As a fed who manages large programs (hundreds of millions plus) with only one staff member at HQ and 4 more in the field to back me up - I can't do any more with any less. I've been doing more with less for years. Give me less money to program - but don't take away my people, I've never had enough staff in the first place. Of course, since I manage programs related to national security...that isn't going to happen. Sigh.

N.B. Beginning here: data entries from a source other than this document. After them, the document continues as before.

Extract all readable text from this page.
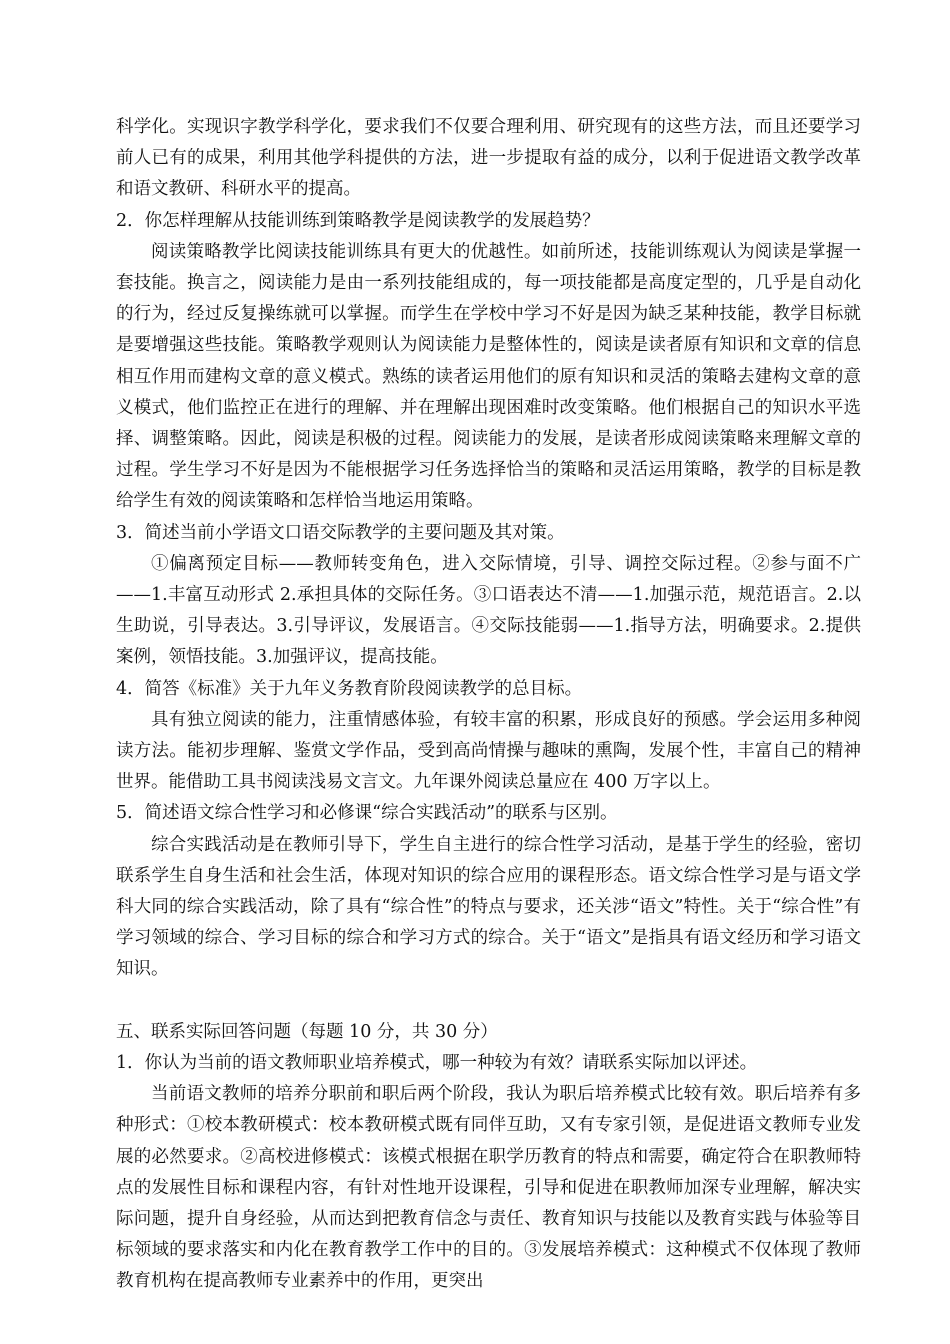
科学化。实现识字教学科学化，要求我们不仅要合理利用、研究现有的这些方法，而且还要学习前人已有的成果，利用其他学科提供的方法，进一步提取有益的成分，以利于促进语文教学改革和语文教研、科研水平的提高。

2．你怎样理解从技能训练到策略教学是阅读教学的发展趋势？

阅读策略教学比阅读技能训练具有更大的优越性。如前所述，技能训练观认为阅读是掌握一套技能。换言之，阅读能力是由一系列技能组成的，每一项技能都是高度定型的，几乎是自动化的行为，经过反复操练就可以掌握。而学生在学校中学习不好是因为缺乏某种技能，教学目标就是要增强这些技能。策略教学观则认为阅读能力是整体性的，阅读是读者原有知识和文章的信息相互作用而建构文章的意义模式。熟练的读者运用他们的原有知识和灵活的策略去建构文章的意义模式，他们监控正在进行的理解、并在理解出现困难时改变策略。他们根据自己的知识水平选择、调整策略。因此，阅读是积极的过程。阅读能力的发展，是读者形成阅读策略来理解文章的过程。学生学习不好是因为不能根据学习任务选择恰当的策略和灵活运用策略，教学的目标是教给学生有效的阅读策略和怎样恰当地运用策略。

3．简述当前小学语文口语交际教学的主要问题及其对策。

①偏离预定目标——教师转变角色，进入交际情境，引导、调控交际过程。②参与面不广——1.丰富互动形式 2.承担具体的交际任务。③口语表达不清——1.加强示范，规范语言。2.以生助说，引导表达。3.引导评议，发展语言。④交际技能弱——1.指导方法，明确要求。2.提供案例，领悟技能。3.加强评议，提高技能。

4．简答《标准》关于九年义务教育阶段阅读教学的总目标。

具有独立阅读的能力，注重情感体验，有较丰富的积累，形成良好的预感。学会运用多种阅读方法。能初步理解、鉴赏文学作品，受到高尚情操与趣味的熏陶，发展个性，丰富自己的精神世界。能借助工具书阅读浅易文言文。九年课外阅读总量应在 400 万字以上。

5．简述语文综合性学习和必修课“综合实践活动”的联系与区别。

综合实践活动是在教师引导下，学生自主进行的综合性学习活动，是基于学生的经验，密切联系学生自身生活和社会生活，体现对知识的综合应用的课程形态。语文综合性学习是与语文学科大同的综合实践活动，除了具有“综合性”的特点与要求，还关涉“语文”特性。关于“综合性”有学习领域的综合、学习目标的综合和学习方式的综合。关于“语文”是指具有语文经历和学习语文知识。

五、联系实际回答问题（每题 10 分，共 30 分）

1．你认为当前的语文教师职业培养模式，哪一种较为有效？请联系实际加以评述。

当前语文教师的培养分职前和职后两个阶段，我认为职后培养模式比较有效。职后培养有多种形式：①校本教研模式：校本教研模式既有同伴互助，又有专家引领，是促进语文教师专业发展的必然要求。②高校进修模式：该模式根据在职学历教育的特点和需要，确定符合在职教师特点的发展性目标和课程内容，有针对性地开设课程，引导和促进在职教师加深专业理解，解决实际问题，提升自身经验，从而达到把教育信念与责任、教育知识与技能以及教育实践与体验等目标领域的要求落实和内化在教育教学工作中的目的。③发展培养模式：这种模式不仅体现了教师教育机构在提高教师专业素养中的作用，更突出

Posted by: vickistired | November 9, 2010 3:13 PM

PanamaJack, I'm a 27 year employee with the Corps of Engineers and I've given more than half of my backside in service to this country. I have literally devoted my adult life to the American public. I sucked it up when the ENRON execs stole my investment money. I sucked it up when Lehman Brothers stole my money. I'm still sucking it up while I wait for someone to be sentenced to repay the debt they owe ME. I didn't go to work for the Corps to be wealthy. But I damn sure didn't take the responsibility to have a president set up his cronies and donors for massive gains by theft of my, and millions of other American's, retirement funds either. You go home and jump up and down and tell everyone how much of a patriot you are. I want my job and I want my money back. I EARNED them both. I don't think it's too much to ask. Bush, Cheney, and Donald Rumdum are criminals. The current leaders of the oil and gas industry are their spawn. The leaders of Wall Street are their spawn. All of them should be held accountable in a court of law. But if you have your way, PanamaJack, I'll get to go home with no pay because those filthy SOB's set us up to fail while they counted their cash. Shove your suggestion, sir.

Posted by: du2044 | November 9, 2010 2:11 PM

I'm a federal employee so let me establish that fact immediately. I'm going against the grain here, but I think the civil service and foreign service in DC should bear a hand in cutting back just like the private sector does. This nonsense of everybody else needs to cut back but me because I'm special is a load of crap that's gone on long enough. Besides, I don't think the civil service has any room to gripe with so many of my "colleagues" either owing so much in back taxes or evading them all together. If it requires furloughs, then so be it. Given enough notice, we can all adjust paying our bills to reflect that. We can adjust our workloads to accommodate more if necessary. The nation is in bad economic shape. The problem is OURS, each and every one of us. Everyone should bear a hand to fix it. Some will bear more of a hand (pay more), but everyone should bear a hand. The public sector unions be d@mned in this.

Posted by: panamajack | November 9, 2010 11:35 AM

issa has the house but dems have the senate and the white house....while there may be some pain for feds, rifs and shut down talk is just that, talk.